Вспоминал ли он при этом о том шапочном знакомстве? Если и вспоминал, то только как о приятном факте, ни в коем случае не связывая его с решением побывать в концертном зале. Искать Олю он не собирался, а увидеть не надеялся. Но Толик не был бы молодым человеком и мужчиной, если бы не испытывал желания поглазеть на окружающих его молодых женщин и девушек. Каково же было его удивление, когда, покрутив головой, он увидел в соседней очереди, но чуть впереди, Ольгу.
- Здравствуйте, вот так встреча... Ольга! Это Вы? Или мне мерещится?
Девушка обернулась и изумленно взглянула.
- Это Вы? Вы что, меня выслеживаете?
- Что Вы! Просто мне счастливый билет в кассе продали. Вот я и загадал на него что-нибудь приятное для себя. А тут Вы! Дайте мне Ваше пальто, я его сдам.
Она подошла к зеркалу. Взглянула на прическу. Все было в порядке, и они пошли на второй этаж.
- Вы куда пропали, - спросил он. - Хожу, хожу сюда. А Вас все нет и нет.
- Врать-то зачем? Это я Вас здесь больше не встречала.
- Так я обиделся. Ведь не я, а Вы тогда слиняли.
- Это Тамара виновата была. Я потом, сколько здесь бывала, все надеялась Вас увидеть...
- Сказать, почему?
- Зачем? И так понятно. Учеба заела...
- Не без этого. Но я пытался Вас найти. Даже раз на концерте в Музучилище был. Но ни Вас, ни Тамары. Потом и вправду закрутился. Но как курсовую сдал - сразу сюда. Вы на сей раз не сбежите?
- Нет. Но не из-за Вас...
- А из-за чего?
- Из-за денег...
- Из-за денег??
- Что тут удивляться? Денег жалко... Покупаю, покупаю... Хожу, хожу...
- Значит, не всегда подруг слушать надо!
- А мы с ней больше не дружим...
Толик хотел спросить, почему, но раздался звонок.
В антракте они уговорили сидящую рядом с ней женщину поменяться местами с Толиком.

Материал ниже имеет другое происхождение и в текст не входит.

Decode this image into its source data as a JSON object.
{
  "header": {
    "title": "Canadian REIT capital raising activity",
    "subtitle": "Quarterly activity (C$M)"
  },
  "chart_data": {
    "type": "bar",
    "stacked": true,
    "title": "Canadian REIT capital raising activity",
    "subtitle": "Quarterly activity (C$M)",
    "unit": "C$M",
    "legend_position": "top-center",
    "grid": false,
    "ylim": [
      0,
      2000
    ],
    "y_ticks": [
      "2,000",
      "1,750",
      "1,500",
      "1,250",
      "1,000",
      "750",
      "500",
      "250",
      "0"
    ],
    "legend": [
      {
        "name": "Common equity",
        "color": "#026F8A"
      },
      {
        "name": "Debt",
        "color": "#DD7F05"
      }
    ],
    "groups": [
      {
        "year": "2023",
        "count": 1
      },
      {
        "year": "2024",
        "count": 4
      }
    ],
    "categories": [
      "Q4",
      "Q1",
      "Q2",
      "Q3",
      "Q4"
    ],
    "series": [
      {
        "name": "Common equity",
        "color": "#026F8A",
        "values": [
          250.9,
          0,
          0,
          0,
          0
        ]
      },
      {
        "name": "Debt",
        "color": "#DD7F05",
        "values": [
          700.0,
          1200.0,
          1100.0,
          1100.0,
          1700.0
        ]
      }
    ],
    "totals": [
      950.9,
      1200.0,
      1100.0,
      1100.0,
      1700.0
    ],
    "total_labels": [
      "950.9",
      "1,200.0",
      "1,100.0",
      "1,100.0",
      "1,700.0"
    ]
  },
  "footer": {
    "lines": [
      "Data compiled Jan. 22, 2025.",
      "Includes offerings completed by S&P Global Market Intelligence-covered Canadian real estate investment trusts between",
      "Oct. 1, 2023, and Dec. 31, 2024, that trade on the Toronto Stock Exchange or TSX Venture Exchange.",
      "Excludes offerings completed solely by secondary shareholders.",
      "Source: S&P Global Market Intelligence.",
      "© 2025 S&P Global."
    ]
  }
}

Все второе отделение музыка звучала где-то далеко. Главным было то, что они сидели рядом и думали об одном. Толик о том, как бы ее проводить. Ольга же - о том, позволить ли ему это. Но еще до окончания концерта они почувствовали - им по пути. Только вот путь этот оказался коротким. Ольга жила на той же улице, где располагалась Филармония. В домах, которые в народе зовутся сталинскими. Хотя по ней ходили троллейбусы, они пошли пешком. Было самое начало марта. Легкая пелена одного из последних снегопадов мягко расцвечивалась желтоватым светом фонарей и окон проезжавших мимо троллейбусов.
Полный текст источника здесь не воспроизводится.